Die zugrundeliegenden physikalisch-chemischen Prozesse sind noch nicht im Detail verstanden. Es besteht somit ein großer Bedarf an effizienten, genauen Modellen, die sowohl die komplexe Mehrphasenströmung, als auch die detaillierten chemischen Prozesse zuverlässig im Rahmen der Simulationen des Gesamtprozesses beschreiben können.

Das Ziel dieses Projektes ist die Entwicklung reduzierter kinetischer Modelle für das Harnstoff/Abgas-System. Diese werden für Large Eddy Simulationen (LES) der Prozesse im Abgasstrang zur zuverlässigen Beschreibung der komplexen chemischen Kinetik benötigt. Hierzu werden die detaillierten Reaktionsmechanismen für das Modellsystem anhand von mathematisch basierten Reduktionskonzepten analysiert und reduziert. Weiterhin ist bei der Modellreduktion die Koppelung mit Strömungs- und Transportprozessen zu berücksichtigen. Die Einbindungsstrategie des reduzierten Mechanismus in das Gesamtmodell wird ebenfalls entwickelt.

Zur Entwicklung reduzierter kinetischer Modelle für Reaktions-Transportsysteme werde die Mechanismusreduktionskonzepte ILDM (Intrinsic Low-Dimensional Manifolds), GQL (Global Quasi-Linearization) und REDIM (Reaction-Diffusion Manifolds) verwendet (Abb. 1). Durch eine sorgfältige Kombination dieser Modellreduktionsstrategien ist zu erwarten, dass die zugrundeliegenden Reaktionsmechanismen effizient und zuverlässig reduziert werden können.

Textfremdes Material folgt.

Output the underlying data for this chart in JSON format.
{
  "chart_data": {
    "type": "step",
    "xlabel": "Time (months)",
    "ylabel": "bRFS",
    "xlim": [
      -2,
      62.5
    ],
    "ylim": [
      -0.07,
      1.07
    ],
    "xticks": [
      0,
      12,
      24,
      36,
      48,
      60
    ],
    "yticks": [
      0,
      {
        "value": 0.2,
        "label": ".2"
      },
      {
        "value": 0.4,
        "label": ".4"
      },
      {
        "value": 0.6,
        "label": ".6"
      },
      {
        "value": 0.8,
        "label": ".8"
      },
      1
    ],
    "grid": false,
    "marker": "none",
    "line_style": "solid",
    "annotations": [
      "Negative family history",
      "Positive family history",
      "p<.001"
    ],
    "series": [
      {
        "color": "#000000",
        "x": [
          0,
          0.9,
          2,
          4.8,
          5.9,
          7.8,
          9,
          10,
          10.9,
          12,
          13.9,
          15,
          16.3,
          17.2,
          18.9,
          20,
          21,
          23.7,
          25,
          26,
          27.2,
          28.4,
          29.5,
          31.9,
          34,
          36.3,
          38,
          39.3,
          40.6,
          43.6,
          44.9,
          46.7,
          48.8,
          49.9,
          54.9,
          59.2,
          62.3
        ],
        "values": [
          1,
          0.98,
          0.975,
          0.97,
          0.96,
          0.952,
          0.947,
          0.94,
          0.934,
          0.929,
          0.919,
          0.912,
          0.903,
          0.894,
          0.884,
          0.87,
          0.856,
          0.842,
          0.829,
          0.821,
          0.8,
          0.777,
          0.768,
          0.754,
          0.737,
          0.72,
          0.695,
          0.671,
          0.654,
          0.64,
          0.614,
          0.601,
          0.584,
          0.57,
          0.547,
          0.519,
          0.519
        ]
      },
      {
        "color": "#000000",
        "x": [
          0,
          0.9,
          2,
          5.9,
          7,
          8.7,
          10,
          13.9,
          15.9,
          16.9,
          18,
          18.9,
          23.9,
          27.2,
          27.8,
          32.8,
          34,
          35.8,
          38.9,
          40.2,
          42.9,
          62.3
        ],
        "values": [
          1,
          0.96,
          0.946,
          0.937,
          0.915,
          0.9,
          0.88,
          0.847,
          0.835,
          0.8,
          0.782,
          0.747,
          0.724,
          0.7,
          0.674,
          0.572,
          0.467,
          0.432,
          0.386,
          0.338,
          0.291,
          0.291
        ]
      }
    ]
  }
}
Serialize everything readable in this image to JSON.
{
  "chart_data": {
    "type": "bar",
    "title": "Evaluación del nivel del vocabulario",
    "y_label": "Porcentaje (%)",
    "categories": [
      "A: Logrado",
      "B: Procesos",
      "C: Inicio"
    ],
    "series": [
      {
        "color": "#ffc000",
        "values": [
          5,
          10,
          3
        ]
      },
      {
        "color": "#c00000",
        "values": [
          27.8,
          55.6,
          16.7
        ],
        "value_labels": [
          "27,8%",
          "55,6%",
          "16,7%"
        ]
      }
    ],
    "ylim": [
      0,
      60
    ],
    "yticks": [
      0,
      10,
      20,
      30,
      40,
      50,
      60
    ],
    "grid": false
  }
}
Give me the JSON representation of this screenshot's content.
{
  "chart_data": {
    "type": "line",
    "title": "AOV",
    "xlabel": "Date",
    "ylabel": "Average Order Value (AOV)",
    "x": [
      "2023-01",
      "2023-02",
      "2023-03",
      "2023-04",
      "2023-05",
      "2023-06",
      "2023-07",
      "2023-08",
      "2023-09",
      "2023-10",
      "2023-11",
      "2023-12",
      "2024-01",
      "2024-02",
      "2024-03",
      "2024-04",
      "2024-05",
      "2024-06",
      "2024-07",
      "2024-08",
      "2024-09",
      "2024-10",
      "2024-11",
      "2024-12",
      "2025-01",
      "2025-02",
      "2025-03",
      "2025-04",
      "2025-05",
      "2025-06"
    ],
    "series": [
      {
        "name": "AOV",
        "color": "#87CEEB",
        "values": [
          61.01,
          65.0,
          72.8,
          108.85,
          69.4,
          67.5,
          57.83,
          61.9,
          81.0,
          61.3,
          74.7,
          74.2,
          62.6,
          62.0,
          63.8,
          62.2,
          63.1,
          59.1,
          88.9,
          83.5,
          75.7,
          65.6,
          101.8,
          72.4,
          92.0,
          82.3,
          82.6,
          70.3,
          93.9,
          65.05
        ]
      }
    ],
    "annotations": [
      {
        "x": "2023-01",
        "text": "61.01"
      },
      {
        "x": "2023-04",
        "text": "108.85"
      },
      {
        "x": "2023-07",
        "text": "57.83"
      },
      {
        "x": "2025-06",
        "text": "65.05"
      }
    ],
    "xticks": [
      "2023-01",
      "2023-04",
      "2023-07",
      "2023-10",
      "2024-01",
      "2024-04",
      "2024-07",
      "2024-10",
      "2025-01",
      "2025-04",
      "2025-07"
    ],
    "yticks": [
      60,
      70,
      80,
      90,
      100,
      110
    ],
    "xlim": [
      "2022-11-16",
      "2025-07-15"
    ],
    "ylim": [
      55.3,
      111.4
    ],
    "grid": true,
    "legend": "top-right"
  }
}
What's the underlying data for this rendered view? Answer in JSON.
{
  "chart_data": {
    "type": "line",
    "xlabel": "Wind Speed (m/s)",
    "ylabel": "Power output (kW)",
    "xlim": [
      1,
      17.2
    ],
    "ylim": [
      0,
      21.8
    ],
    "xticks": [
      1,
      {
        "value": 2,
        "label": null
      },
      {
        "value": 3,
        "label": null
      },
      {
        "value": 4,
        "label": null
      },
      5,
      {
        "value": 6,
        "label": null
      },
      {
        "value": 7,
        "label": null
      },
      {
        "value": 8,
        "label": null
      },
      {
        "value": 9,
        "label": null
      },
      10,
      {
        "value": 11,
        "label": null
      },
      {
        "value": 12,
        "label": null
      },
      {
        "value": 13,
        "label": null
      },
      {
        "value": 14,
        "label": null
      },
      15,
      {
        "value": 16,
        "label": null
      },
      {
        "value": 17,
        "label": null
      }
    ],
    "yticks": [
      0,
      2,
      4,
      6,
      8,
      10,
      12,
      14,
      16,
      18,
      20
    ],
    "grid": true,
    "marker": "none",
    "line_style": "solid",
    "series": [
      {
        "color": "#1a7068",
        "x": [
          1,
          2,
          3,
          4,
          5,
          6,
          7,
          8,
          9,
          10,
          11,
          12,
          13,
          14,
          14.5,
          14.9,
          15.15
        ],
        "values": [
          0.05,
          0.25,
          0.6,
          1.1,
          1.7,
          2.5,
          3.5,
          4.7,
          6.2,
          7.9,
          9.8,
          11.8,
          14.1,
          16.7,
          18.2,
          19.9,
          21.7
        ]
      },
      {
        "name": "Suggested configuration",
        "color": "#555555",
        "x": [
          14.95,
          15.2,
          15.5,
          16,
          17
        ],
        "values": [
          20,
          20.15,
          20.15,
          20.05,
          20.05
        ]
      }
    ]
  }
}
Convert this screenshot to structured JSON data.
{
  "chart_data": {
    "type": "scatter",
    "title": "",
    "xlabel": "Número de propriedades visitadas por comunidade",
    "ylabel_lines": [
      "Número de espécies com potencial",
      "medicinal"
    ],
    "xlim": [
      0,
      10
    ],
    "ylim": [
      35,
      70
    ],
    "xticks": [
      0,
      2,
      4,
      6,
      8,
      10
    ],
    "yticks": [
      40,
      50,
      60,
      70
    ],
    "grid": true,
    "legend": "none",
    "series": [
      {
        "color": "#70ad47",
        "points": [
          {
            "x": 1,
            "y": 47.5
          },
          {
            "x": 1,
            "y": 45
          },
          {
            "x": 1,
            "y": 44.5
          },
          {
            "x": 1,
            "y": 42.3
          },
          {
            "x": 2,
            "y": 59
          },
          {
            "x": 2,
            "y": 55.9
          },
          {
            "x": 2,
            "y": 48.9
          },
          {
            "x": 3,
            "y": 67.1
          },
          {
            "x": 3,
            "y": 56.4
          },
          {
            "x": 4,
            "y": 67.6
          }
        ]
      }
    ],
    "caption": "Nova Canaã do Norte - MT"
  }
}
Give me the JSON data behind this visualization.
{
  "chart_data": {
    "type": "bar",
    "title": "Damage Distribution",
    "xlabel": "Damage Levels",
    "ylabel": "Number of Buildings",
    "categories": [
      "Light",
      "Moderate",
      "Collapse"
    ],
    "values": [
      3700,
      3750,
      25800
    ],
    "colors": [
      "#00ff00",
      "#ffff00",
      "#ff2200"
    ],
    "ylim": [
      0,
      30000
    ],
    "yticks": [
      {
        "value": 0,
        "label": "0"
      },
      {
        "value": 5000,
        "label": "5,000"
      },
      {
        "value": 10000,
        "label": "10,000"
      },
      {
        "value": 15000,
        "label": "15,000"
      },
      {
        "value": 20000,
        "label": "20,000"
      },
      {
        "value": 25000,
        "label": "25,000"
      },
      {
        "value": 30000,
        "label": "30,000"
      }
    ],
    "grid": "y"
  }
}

Als Modellsystem wird ein verdunstendes Tröpfchen einer Harnstofflösung betrachtet. Es wird das eigenentwickelte Programmpaket INSFLA verwendet, dass eine detaillierte 1D Testsimulationen von Tropfenverdunstung und chemischen Reaktionen in der Gasphase erlaubt. Die so simulierten zeit- und ortsabhängigen Temperatur- und Konzentrationsprofile werden dann basierend auf den verschiedenen Reduktionsverfahren analysiert. Hierbei ist zu klären, inwieweit bei dem betrachteten System die Transportprozesse lediglich eine Störung der Kinetik bewirken, die im Rahmen des ILDM- und GQL-Konzeptes berücksichtigen werden kann, oder direkt mit der chemischen Kinetik koppeln, wofür sich das REDIM-Konzept konsequent nutzen lässt. Ein Vergleich mit den entsprechenden Zeitskalen der Transportprozesse erlaubt es abzuschätzen, inwieweit eine Zeitskalenseparation vorliegt. Da der Harnstoff in wässriger Lösung vorliegt, ist es notwendig heterogene Reaktionen anzubinden. Die Verdunstung des Tropfens und Zersetzungsreaktionen des Harnstoffs beim Übergang in die Gasphase sollen global durch geeignete Randbedingungen berücksichtigt werden. Hierdurch ist es möglich, das REDIM-Konzept für die Gasphase direkt anzuwenden und die heterogenen Prozesse müssen lediglich durch Modifikation der Randbedingungen der REDIM-Gleichungen berücksichtigt werden.

Basierend auf diesen Untersuchungen werden dann geeignete Reduktionskonzepte abgeleitet. Für die Implementierung der reduzierten Mechanismen in das Gesamtsystem sind effiziente Tabellierungsverfahren erforderlich. Die jeweiligen Such- und Interpolationsalgorithmen für den Tabellenzugriff werden dann über Schnittstellen verschiedenen Programmpaketen zugänglich gemacht.